Tuesday, April 05, 2005

Understanding Genesis 2:5

One of the brothers at CADRE Comments is proposing a harmonization of Genesis 1 and Genesis 2 by suggesting that the word eretz in Genesis 2:5 refers not to the cosmological "earth" but to the more limited patch of "land" that became the Garden of Eden. This has the effect, he believes, of reconciling the differing orders of creation in Genesis 1 (earth, plants, humans) and Genesis 2 (earth, humans, plants):

Thus, since the term "erets" can mean either the entire planet or a particular area, then the definition of the word in a particular verse must be based on its context.

...In fact, Genesis 2 begins with God planting a garden in a place called Eden, whose location is described in the text that follows.

...Thus, it is apparent from the context that when Genesis speaks in Genesis 2 of the fact that "no shrub of the field was yet in the earth, and no plant of the field had yet sprouted, for the LORD God had not sent rain upon the earth, and there was no man to cultivate the ground" in Genesis 2:5, it is referring to a localized area -- not the whole world. The localized area being referenced is the "land" where God was about to plant the Garden of Eden.

But this won't do. The word eretz does indeed indicate areas smaller than the cosmological earth, but almost without exception the reference is to large geographical or political areas. In fact the only example I can find of eretz applied to a small plot of land is in Gen. 23:15: "A piece of land (eretz) worth four hundred shekels of silver, what is that between me and thee?" (The other main usage of eretz is to indicate the physical soil itself.)

Therefore one would not ordinarily expect eretz to be used without qualification of a future garden site. Furthermore, as the writer notes, context is important in determining the range of reference; but he errs by saying that "Genesis 2 begins with God planting a garden." In fact, the section begins in Genesis 2:4b: "in the day that the Lord God made earth (eretz) and heaven." In such a collocation, only the cosmological earth could be in view. The sense of the eretz of 2:5 is thus established by the usage of eretz in 2:4, just as the sense of the same word in 1:2 is established by its meaning in 1:1.

The argument therefore fails.
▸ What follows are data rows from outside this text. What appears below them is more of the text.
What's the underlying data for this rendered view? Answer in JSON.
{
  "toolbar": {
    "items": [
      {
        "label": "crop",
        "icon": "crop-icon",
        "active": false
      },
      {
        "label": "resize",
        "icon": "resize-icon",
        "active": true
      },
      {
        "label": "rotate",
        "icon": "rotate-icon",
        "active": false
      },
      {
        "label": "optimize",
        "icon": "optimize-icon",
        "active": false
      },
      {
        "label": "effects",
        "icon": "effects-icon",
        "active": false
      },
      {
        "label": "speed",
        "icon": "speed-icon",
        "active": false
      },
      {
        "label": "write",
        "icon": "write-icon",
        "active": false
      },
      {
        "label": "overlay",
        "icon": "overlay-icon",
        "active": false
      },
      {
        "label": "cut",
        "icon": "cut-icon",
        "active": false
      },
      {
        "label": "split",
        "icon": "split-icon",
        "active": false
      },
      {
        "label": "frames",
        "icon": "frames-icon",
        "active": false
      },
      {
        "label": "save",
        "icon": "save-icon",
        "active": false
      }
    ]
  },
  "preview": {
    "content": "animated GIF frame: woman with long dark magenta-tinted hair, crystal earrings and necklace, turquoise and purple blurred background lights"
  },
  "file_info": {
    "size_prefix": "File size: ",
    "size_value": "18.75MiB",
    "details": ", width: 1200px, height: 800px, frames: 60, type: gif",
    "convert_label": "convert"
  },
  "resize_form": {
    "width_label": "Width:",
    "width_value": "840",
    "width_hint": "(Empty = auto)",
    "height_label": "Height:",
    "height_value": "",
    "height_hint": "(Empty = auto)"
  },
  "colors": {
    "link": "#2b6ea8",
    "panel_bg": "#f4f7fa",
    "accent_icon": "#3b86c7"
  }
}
But what really troubles me is that such arguments still find a place in the apologetic enterprise. Apologetics is a worthy and important activity, but I regret that many of my co-religionists find it necessary to read and defend Genesis as straight, error-free, unedited reportage; and lurking in the background of this flat reading of the text is a "creationist"* (actually Young-Earth) account of cosmology. Fellas, that dog just won't hunt.

Nevertheless, it seems to me that a good design argument could be (and has been) deployed by apologists without reliance on a biblical exegesis that ignores the sciences of both geology and philology.
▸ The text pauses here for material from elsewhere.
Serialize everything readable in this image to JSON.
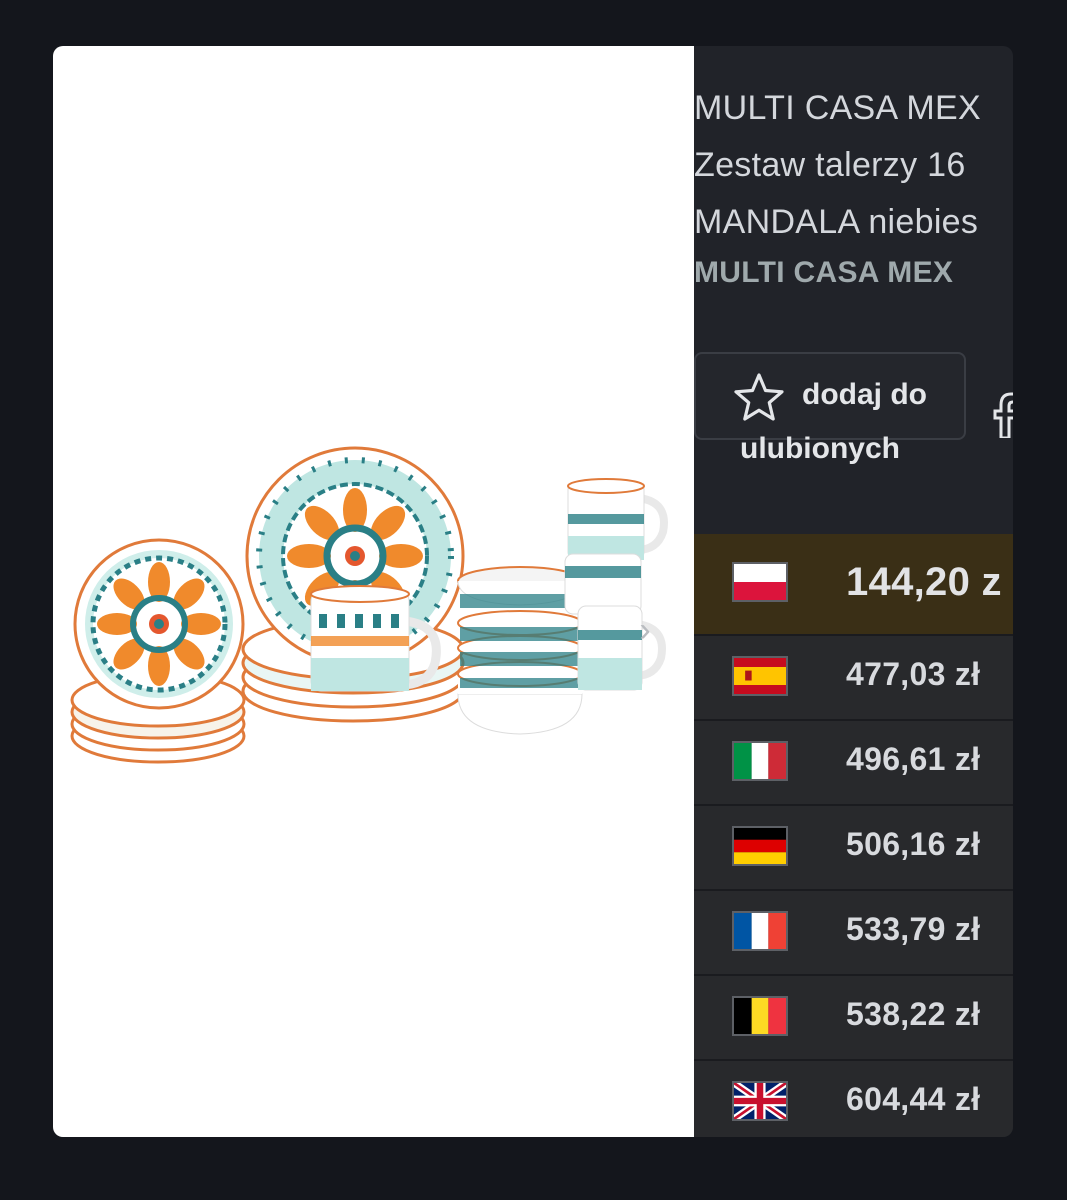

*The word "creationism" is now well established to refer to "Young Earth" theories, which strike me as a form of pseudo-science. Nevertheless, all Christians are necessarily "creationists" in some sense, if we take seriously the Nicene Creed ("creator of heaven and earth").

3 comments:

Jan-Wim Wesselius said...

In general, I would be cautious with rejecting harmonization attempts too easily (I do not speak about the underlying agenda). In my new book (a preprint is on my (as yet unfinished) website www.jwwesselius.nl) I point out that each and every one of the eight great biographies in Genesis – 2 Samuel, namely mankind, Abram, Jacob, Joseph, Moses, Samuel, Saul and David, starts with a thoroughly ambiguous introduction with two alternatives, which can either be harmonized or be declared contradictory, and which start two distinct narrative threads which run on throughout most of these lives. My assumption there is that this literary strategy serves to indicate God’s inscrutable choice of certain people and rejection of others, sometimes of the same: we know that it happened, but cannot fathom exactly how and why it happened. I think that harmonization of such passages is in itself a legitimate and invited reading strategy, albeit only one of several. Jan-Wim Wesselius, Theological University of Kampen

Tyler F. Williams said...

I think that a far more vaild apologetic would be to read the texts carefully in the light of their ancient Near Eastern background and recognize that what we have here are two alternative accounts of creation that are far more concerned with debunking polytheistic views of than providing a unified view of creation (that was a mouthful). Your alternatives between harmonization and contradition are not very useful IMHO. I think there is a third way.

EMC said...

Many thanks to both of you for your comments. Jan Wim, I look forward to your book. Tyler, I think I might agree with you on the thrust of the 2 creation stories. But the alternative accounts either contradict each other (if taken as literal accounts) or they don't. If they are not literal accounts, then their various incompatiblities are less important. The dilemma between harmonization and contradiction is the CADRE blogger's dilemma, not mine (or apparently yours).